Schimmel und Schädlinge
Es gebe Schimmelbefall und es habe Probleme mit Kakerlaken und Nagern gegeben. Es fehle an Geschirr, Mobiliar, Besteck, Mülleimern. Es gebe nur zwei Waschmaschinen für rund 60 Patienten. Es sei häufiger zu Stromausfällen gekommen. Insgesamt mache das Gebäude den Eindruck, nicht wirklich bezugsfertig und vollständig eingerichtet zu sein.
Vorwürfe sind am Mittwoch Thema im Sozialausschuss des Landtags
Die Anwälte wenden sich in dem Schreiben nach eigenen Angaben an Mitglieder des Landtages, weil sie mit den üblichen Mitteln weder Gehör finden würden noch eine spürbare Abhilfe bewirken könnten. Am Mittwoch will der Sozialausschuss des Landtages auf Antrag von SPD und FDP Sozialminister Lucha von den Grünen zu den Zuständen befragen.
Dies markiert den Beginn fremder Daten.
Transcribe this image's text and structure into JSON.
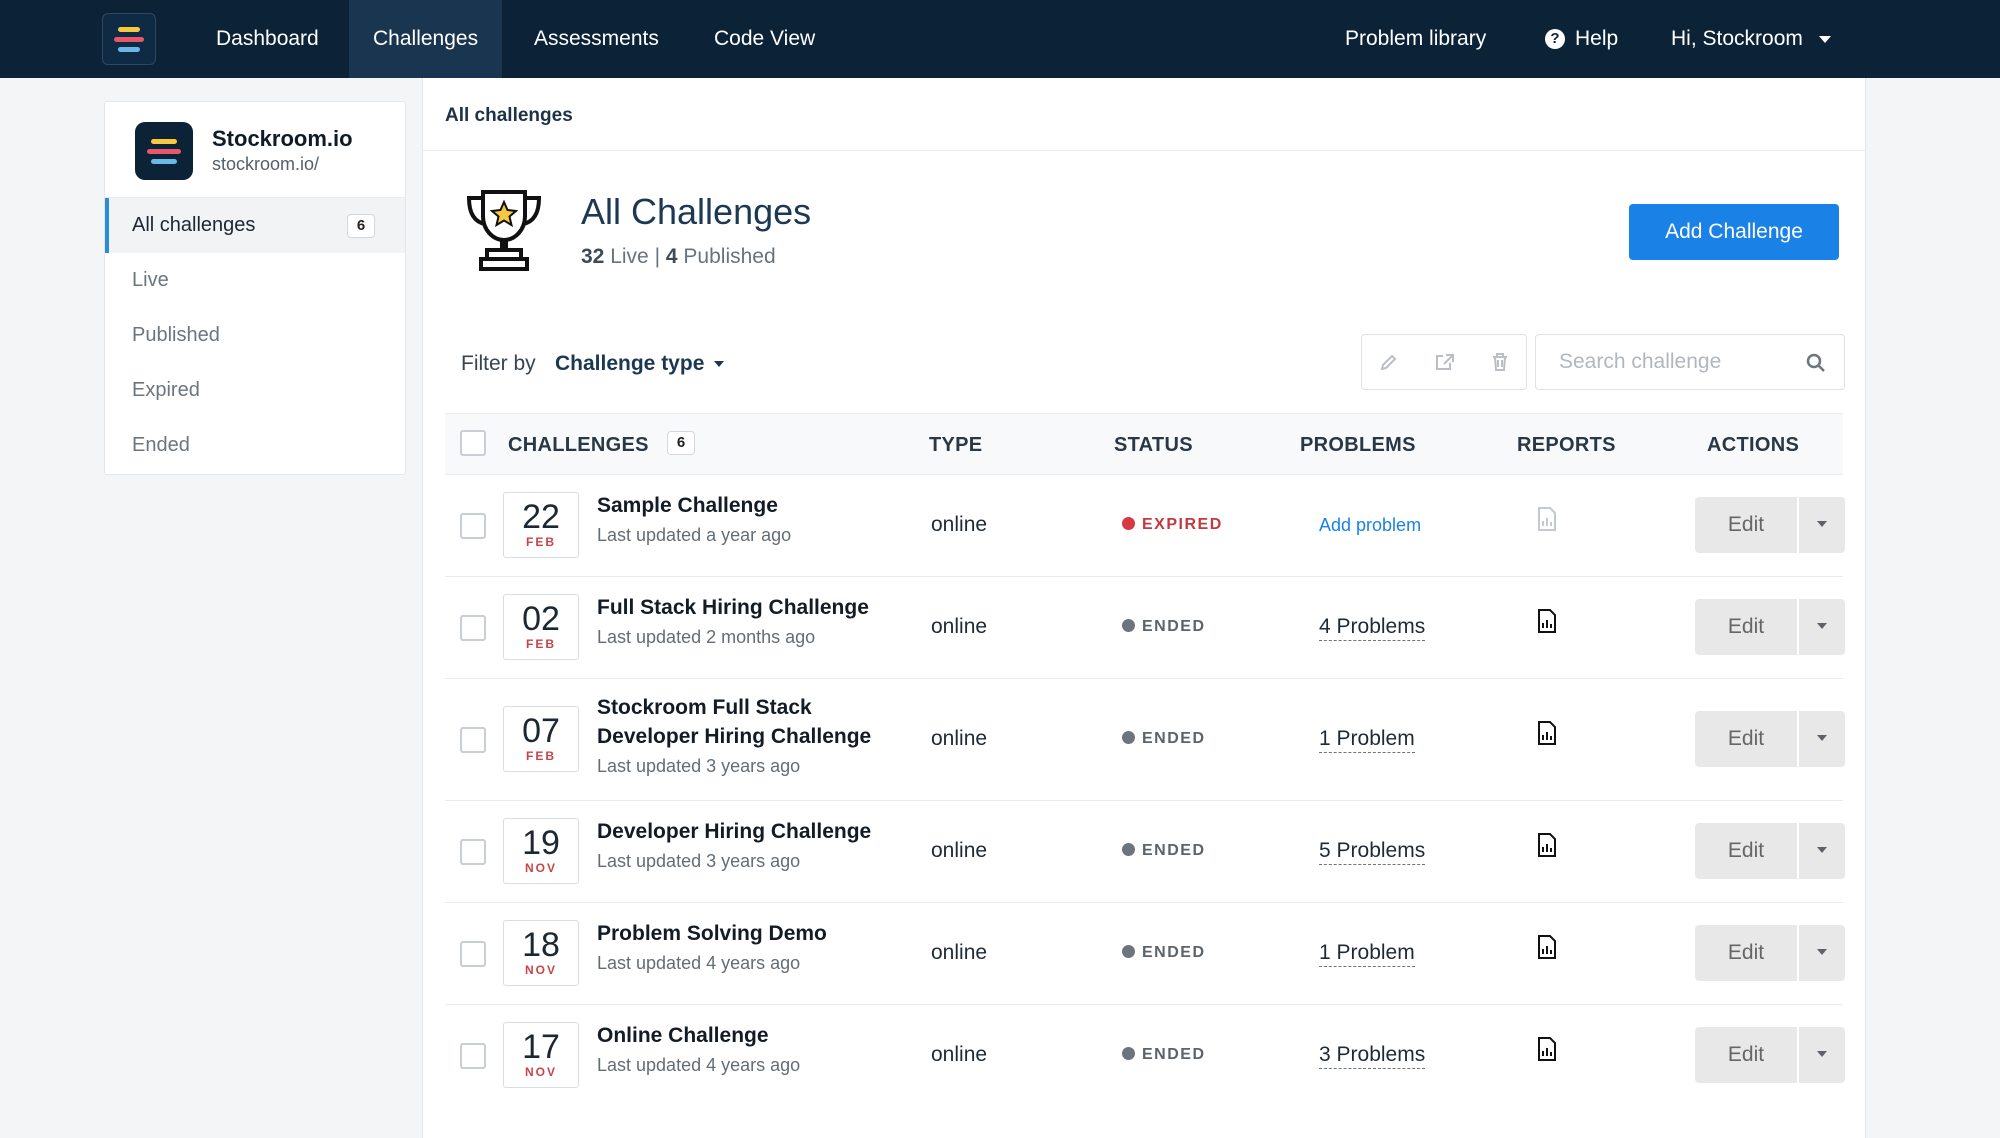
{
  "nav": {
    "items": [
      "Dashboard",
      "Challenges",
      "Assessments",
      "Code View"
    ],
    "active": "Challenges",
    "right": {
      "problem_library": "Problem library",
      "help": "Help",
      "user_greeting": "Hi, Stockroom"
    }
  },
  "sidebar": {
    "org_name": "Stockroom.io",
    "org_url": "stockroom.io/",
    "items": [
      {
        "label": "All challenges",
        "count": "6",
        "active": true
      },
      {
        "label": "Live"
      },
      {
        "label": "Published"
      },
      {
        "label": "Expired"
      },
      {
        "label": "Ended"
      }
    ]
  },
  "main": {
    "breadcrumb": "All challenges",
    "title": "All Challenges",
    "stats": {
      "live_count": "32",
      "live_label": "Live",
      "separator": "|",
      "published_count": "4",
      "published_label": "Published"
    },
    "add_button": "Add Challenge",
    "filter": {
      "label": "Filter by",
      "value": "Challenge type"
    },
    "search": {
      "placeholder": "Search challenge"
    }
  },
  "table": {
    "headers": {
      "challenges": "CHALLENGES",
      "count": "6",
      "type": "TYPE",
      "status": "STATUS",
      "problems": "PROBLEMS",
      "reports": "REPORTS",
      "actions": "ACTIONS"
    },
    "rows": [
      {
        "day": "22",
        "month": "FEB",
        "name": "Sample Challenge",
        "updated": "Last updated a year ago",
        "type": "online",
        "status": "EXPIRED",
        "problems": "Add problem",
        "action": "Edit"
      },
      {
        "day": "02",
        "month": "FEB",
        "name": "Full Stack Hiring Challenge",
        "updated": "Last updated 2 months ago",
        "type": "online",
        "status": "ENDED",
        "problems": "4 Problems",
        "action": "Edit"
      },
      {
        "day": "07",
        "month": "FEB",
        "name": "Stockroom Full Stack Developer Hiring Challenge",
        "updated": "Last updated 3 years ago",
        "type": "online",
        "status": "ENDED",
        "problems": "1 Problem",
        "action": "Edit"
      },
      {
        "day": "19",
        "month": "NOV",
        "name": "Developer Hiring Challenge",
        "updated": "Last updated 3 years ago",
        "type": "online",
        "status": "ENDED",
        "problems": "5 Problems",
        "action": "Edit"
      },
      {
        "day": "18",
        "month": "NOV",
        "name": "Problem Solving Demo",
        "updated": "Last updated 4 years ago",
        "type": "online",
        "status": "ENDED",
        "problems": "1 Problem",
        "action": "Edit"
      },
      {
        "day": "17",
        "month": "NOV",
        "name": "Online Challenge",
        "updated": "Last updated 4 years ago",
        "type": "online",
        "status": "ENDED",
        "problems": "3 Problems",
        "action": "Edit"
      }
    ]
  },
  "colors": {
    "nav_bg": "#0c2237",
    "accent": "#1a82e6",
    "expired": "#d63a40",
    "ended": "#6c757d",
    "logo_yellow": "#f5c842",
    "logo_red": "#e8566a",
    "logo_blue": "#6ab8e8"
  },
  "icons": {
    "logo": "stockroom-logo-icon",
    "help": "question-circle-icon",
    "user_menu": "caret-down-icon",
    "trophy": "trophy-icon",
    "edit": "pencil-icon",
    "share": "external-link-icon",
    "delete": "trash-icon",
    "search": "search-icon",
    "report": "report-document-icon"
  }
}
Der FDP-Abgeordnete Jung teilte mit, dass - wenn auch nur die Hälfte der Vorwürfe stimme - der Minister ein äußerst großes Problem habe. Von Seiten der SPD hieß es, Minister Lucha bekomme den Maßregelvollzug nicht in den Griff. Der gesundheitspolitische Sprecher Florian Wahl (SPD) kritisiert, dass die Hinweise und Beschwerden aus dem Personal, der Patienten wie auch die Kündigung der leitenden Ärztin Alarmzeichen für den Minister hätten sein müssen.